The route is mounted behind the framework's auth(true) middleware: clients without a Bearer token get the canonical { error: { code, message } } 401/403 shape.

Web vs worker split

By default the same Node process is both enqueuer and worker. As load grows BullMQ's worker can get event-loop heavy; the standard play is to split:

| Dyno | QUEUE_WORKER | |------|----------------| | web | false | | worker | true (default) |

Both processes load the plugin with the same QUEUE_REDIS_URL / QUEUE_NAME / QUEUE_PREFIX. The web dyno only enqueues and responds to /api/jobs/:id; the worker dyno processes. Handlers are registered in the consumer's own plugin; if you load it on both processes the same code path works for both.

Footguns

  • Pass plain objects, not Mongoose documents, to enqueue. BullMQ JSON-serialises the payload before storing in Redis; a Mongoose document has methods + internal state that don't round-trip, and the worker handler receives {}. Spread to a POJO ({ ...record.toObject() }) or pick the fields you need.
  • Bulk paths intentionally do NOT invoke schema hooks. The framework docs spell this out; if you need a reaction on a bulk write, subscribe to the record bus (or use a rule) rather than putting the logic in a hook.
  • enqueue requires a tenancy stamp. Pass { user: req.user } in opts, or include userId directly in data. System-wide jobs without a tenant should pass an explicit { user: { user_id: 'system' } } — refusing at enqueue time is the safer default than letting unscoped jobs slip past the status endpoint's tenant check.
  • Redis is a new infra requirement. Dormant-mode keeps the plugin safe to depend on, but enqueue() throws when called without QUEUE_REDIS_URL. Tests that exercise enqueue should inject bullmq: { Queue, Worker } stubs via createPlugin.

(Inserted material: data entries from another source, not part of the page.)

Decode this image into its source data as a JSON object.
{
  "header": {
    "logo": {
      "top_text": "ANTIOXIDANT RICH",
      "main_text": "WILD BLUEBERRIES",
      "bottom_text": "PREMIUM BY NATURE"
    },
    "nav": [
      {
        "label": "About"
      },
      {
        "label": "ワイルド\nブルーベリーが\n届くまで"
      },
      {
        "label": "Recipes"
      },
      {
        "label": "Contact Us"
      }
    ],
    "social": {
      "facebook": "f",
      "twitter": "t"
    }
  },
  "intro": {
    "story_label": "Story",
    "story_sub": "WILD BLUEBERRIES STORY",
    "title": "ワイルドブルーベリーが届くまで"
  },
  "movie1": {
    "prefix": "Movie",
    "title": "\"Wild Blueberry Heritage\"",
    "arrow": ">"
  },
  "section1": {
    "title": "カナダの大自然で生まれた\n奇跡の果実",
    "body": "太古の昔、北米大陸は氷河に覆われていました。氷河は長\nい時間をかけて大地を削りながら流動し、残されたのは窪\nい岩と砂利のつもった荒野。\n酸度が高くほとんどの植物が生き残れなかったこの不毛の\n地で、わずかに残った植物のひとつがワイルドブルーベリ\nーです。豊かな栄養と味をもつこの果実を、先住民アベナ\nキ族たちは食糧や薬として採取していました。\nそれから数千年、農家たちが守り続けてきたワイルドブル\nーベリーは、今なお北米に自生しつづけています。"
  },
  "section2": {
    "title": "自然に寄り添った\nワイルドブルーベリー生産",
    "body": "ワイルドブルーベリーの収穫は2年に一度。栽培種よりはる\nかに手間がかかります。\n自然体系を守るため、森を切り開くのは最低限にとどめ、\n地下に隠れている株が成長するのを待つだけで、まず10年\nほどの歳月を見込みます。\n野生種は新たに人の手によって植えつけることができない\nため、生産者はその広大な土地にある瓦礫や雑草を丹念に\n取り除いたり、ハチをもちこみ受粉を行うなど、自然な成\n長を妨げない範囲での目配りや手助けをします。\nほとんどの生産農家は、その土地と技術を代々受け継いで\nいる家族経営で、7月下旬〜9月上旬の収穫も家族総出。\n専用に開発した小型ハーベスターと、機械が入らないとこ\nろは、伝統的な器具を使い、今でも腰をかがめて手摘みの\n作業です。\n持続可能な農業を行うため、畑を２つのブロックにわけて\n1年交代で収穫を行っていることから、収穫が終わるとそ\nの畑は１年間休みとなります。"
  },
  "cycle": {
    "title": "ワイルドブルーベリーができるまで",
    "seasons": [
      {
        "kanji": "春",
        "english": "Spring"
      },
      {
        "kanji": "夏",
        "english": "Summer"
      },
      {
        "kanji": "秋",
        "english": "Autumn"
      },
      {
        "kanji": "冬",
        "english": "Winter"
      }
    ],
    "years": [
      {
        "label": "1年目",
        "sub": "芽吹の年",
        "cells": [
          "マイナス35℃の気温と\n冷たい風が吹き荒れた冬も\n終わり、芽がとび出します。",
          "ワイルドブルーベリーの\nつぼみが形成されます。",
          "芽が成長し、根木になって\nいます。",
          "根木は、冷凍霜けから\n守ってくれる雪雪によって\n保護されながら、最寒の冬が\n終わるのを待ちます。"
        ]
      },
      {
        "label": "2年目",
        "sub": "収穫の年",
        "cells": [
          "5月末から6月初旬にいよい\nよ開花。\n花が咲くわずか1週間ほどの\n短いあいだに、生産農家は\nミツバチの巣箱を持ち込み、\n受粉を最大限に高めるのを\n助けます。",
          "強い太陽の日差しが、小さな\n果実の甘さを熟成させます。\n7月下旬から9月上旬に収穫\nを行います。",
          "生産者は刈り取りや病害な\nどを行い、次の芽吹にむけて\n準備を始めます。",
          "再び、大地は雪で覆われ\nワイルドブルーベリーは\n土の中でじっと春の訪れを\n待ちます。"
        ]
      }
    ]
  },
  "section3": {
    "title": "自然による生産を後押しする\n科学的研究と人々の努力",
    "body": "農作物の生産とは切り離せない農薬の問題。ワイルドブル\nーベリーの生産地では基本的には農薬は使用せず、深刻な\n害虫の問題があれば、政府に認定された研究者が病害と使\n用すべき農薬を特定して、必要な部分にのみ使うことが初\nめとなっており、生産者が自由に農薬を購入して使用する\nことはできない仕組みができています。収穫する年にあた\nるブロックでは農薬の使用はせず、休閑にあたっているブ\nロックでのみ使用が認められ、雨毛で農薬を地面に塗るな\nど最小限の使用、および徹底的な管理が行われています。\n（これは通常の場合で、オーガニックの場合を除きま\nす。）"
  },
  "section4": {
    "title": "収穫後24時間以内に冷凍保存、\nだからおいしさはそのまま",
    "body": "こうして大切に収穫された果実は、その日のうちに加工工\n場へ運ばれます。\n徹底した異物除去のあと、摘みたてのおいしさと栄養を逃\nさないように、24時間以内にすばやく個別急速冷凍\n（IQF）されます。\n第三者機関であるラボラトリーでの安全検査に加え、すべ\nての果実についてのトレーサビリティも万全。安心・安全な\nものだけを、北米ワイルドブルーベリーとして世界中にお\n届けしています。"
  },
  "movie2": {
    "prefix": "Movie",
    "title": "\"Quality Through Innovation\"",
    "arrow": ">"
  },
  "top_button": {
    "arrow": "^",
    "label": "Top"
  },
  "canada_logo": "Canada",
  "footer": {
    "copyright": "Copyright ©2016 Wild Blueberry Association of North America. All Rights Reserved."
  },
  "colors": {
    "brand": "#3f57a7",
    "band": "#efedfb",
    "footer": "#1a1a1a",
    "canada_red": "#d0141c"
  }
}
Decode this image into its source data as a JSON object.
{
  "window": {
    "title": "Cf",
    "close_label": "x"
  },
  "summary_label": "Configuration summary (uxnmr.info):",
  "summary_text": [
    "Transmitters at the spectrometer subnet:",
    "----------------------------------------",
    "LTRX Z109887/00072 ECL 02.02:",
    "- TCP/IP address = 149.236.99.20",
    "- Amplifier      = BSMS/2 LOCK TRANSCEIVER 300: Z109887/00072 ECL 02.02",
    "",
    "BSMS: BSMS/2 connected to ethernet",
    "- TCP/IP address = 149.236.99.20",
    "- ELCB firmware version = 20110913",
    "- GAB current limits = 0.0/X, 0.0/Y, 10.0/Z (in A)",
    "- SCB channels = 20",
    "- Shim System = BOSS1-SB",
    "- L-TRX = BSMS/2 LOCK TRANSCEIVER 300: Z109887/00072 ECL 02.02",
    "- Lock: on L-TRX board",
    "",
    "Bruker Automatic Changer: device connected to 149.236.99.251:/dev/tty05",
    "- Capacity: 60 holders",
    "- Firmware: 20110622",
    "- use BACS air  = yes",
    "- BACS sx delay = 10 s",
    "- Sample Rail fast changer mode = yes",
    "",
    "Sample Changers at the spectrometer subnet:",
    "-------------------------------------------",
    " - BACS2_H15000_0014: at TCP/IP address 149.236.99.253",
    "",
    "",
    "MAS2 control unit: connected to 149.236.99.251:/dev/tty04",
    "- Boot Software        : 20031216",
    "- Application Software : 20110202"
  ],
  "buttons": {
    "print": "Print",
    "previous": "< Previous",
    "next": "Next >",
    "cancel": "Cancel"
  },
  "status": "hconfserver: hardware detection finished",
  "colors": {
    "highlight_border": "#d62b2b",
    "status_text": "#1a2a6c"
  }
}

Comparison with the in-tree audit / webhook fan-out

The framework already emits every CRUD mutation as a record bus event. The webhook dispatcher (and davepi-plugin-audit) subscribe to that bus synchronously. The queue plugin doesn't replace either — it's the durable counterpart:

  • Audit / webhooks: synchronous to the request, fire-and-forget, no retry, no persistence past process exit. Fine for "record this happened", wrong for "send an email."
  • Queue: durable across process restarts, retries with backoff, decoupled latency. Right answer for slow side-effects.

You'll usually want both: audit captures that an event happened; queue defers the slow follow-up.